THE CASE OF THE GIRL WITH THE CROOKED FACE: HOW BENDER BUILT THE HEAD OF ONE VICTIM OF THE NOTORIOUS "SEXUAL HOMICIDES" OF JUAREZ.

{1}

The neck aperture of one of the five skulls Bender worked on in Juarez. He studies and photographs each skull from all angles before applying clay.

{2}

These white nubs indicate the tissue thickness on various positions of the skull. Bender uses a chart that shows average thicknesses, then adjusts for each head.

{3}

Note how the tilt of the mouth, turn of the nose, and asymmetrical chin on this bust (which is made of plaster mixed with fiberglass) are reflected in the skull in frame 2.

{4}

The painted and finished bust, which Mexican authorities have shown to friends and families of missing girls, hoping someone will recognize her.

Busted

» Over nearly three decades, Frank Bender's work has led to the capture of nine fugitives and the positive identification of twenty-five bodies.

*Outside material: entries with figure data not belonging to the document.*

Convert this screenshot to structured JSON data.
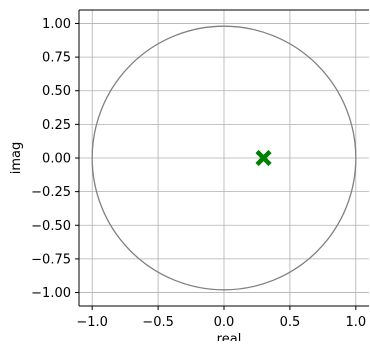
{
  "chart_data": {
    "type": "scatter",
    "xlabel": "real",
    "ylabel": "imag",
    "xlim": [
      -1.1,
      1.1
    ],
    "ylim": [
      -1.1,
      1.1
    ],
    "grid": true,
    "x_ticks": [
      -1.0,
      -0.5,
      0.0,
      0.5,
      1.0
    ],
    "x_tick_labels": [
      "−1.0",
      "−0.5",
      "0.0",
      "0.5",
      "1.0"
    ],
    "y_ticks": [
      1.0,
      0.75,
      0.5,
      0.25,
      0.0,
      -0.25,
      -0.5,
      -0.75,
      -1.0
    ],
    "y_tick_labels": [
      "1.00",
      "0.75",
      "0.50",
      "0.25",
      "0.00",
      "−0.25",
      "−0.50",
      "−0.75",
      "−1.00"
    ],
    "unit_circle": {
      "center": [
        0,
        0
      ],
      "radius": 1,
      "color": "#808080"
    },
    "series": [
      {
        "marker": "x",
        "color": "#008000",
        "points": [
          [
            0.3,
            0.0
          ]
        ]
      }
    ]
  }
}
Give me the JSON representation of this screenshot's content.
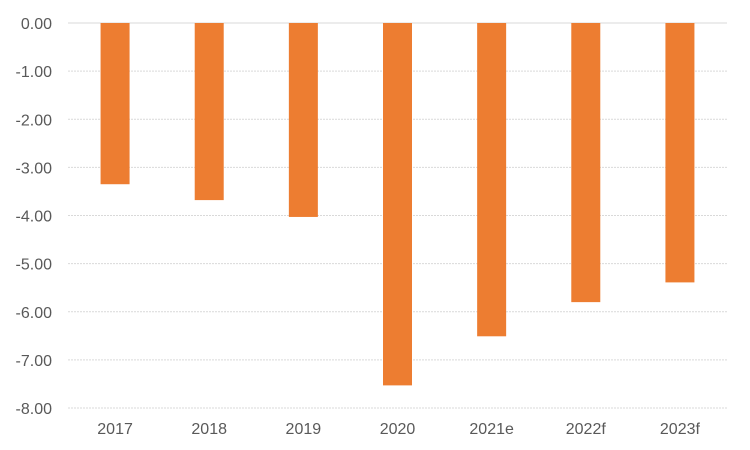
{
  "chart_data": {
    "type": "bar",
    "categories": [
      "2017",
      "2018",
      "2019",
      "2020",
      "2021e",
      "2022f",
      "2023f"
    ],
    "series": [
      {
        "values": [
          -3.35,
          -3.68,
          -4.03,
          -7.53,
          -6.51,
          -5.8,
          -5.39
        ],
        "color": "#ed7d31"
      }
    ],
    "y_ticks": [
      "0.00",
      "-1.00",
      "-2.00",
      "-3.00",
      "-4.00",
      "-5.00",
      "-6.00",
      "-7.00",
      "-8.00"
    ],
    "ylim": [
      -8,
      0
    ],
    "grid": true,
    "legend": "none",
    "title": "",
    "xlabel": "",
    "ylabel": ""
  }
}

Here are four examples.

John List Probably Frank's most famous case. In 1971, List, a churchgoing accountant from Westfield, New Jersey, murdered his wife, his mother, and his three children. Then he went on the lam. Eighteen years later, America's Most Wanted asked Frank to make an age-progression bust. Frank believed that List would choose heavier, thicker-framed glasses than he originally wore, so he picked up a pair at an antique shop around the corner. The scar on List's neck is from a mastoid operation he'd undergone shortly before his disappearance, and so Frank consulted plastic surgeons on how such a scar would heal over time. Eleven days after the America's Most Wanted broadcast, the FBI picked up List in Richmond, where he was remarried, active in the Lutheran church, and employed as an accountant.

Edward Myers This body was found in a cornfield in Lancaster, Pennsylvania, in 1986. When the bust was nearly complete, Frank received a visit from Paul Snyder, a detective with whom he was working on a separate case. Later that day, by coincidence, Snyder was shown a missing-person flyer of twenty-one-year-old Edward Myers.

Rosella Atkinson In late 1987, a group of boys were playing football behind Central High School in Philadelphia when one of them tripped over the decomposed body of an eighteen-year-old girl. Atkinson wasn't identified until more than a year later, when her aunt saw the bust in an ad for an exhibition of Frank's work. The case was never solved.

Linda Keyes When a hunter found this body in 1980 on a hilltop farm in Slatington, Pennsylvania, it had been deteriorating for nineteen months. A single lens was found near the bones, so Frank found frames that fit it. He also noticed that the skull showed an overbite, which is reflected on the finished bust. After her father saw a photo of the bust in the Allentown Morning Call, the victim was identified as twenty-three-year-old Linda Keyes. Police never solved the case.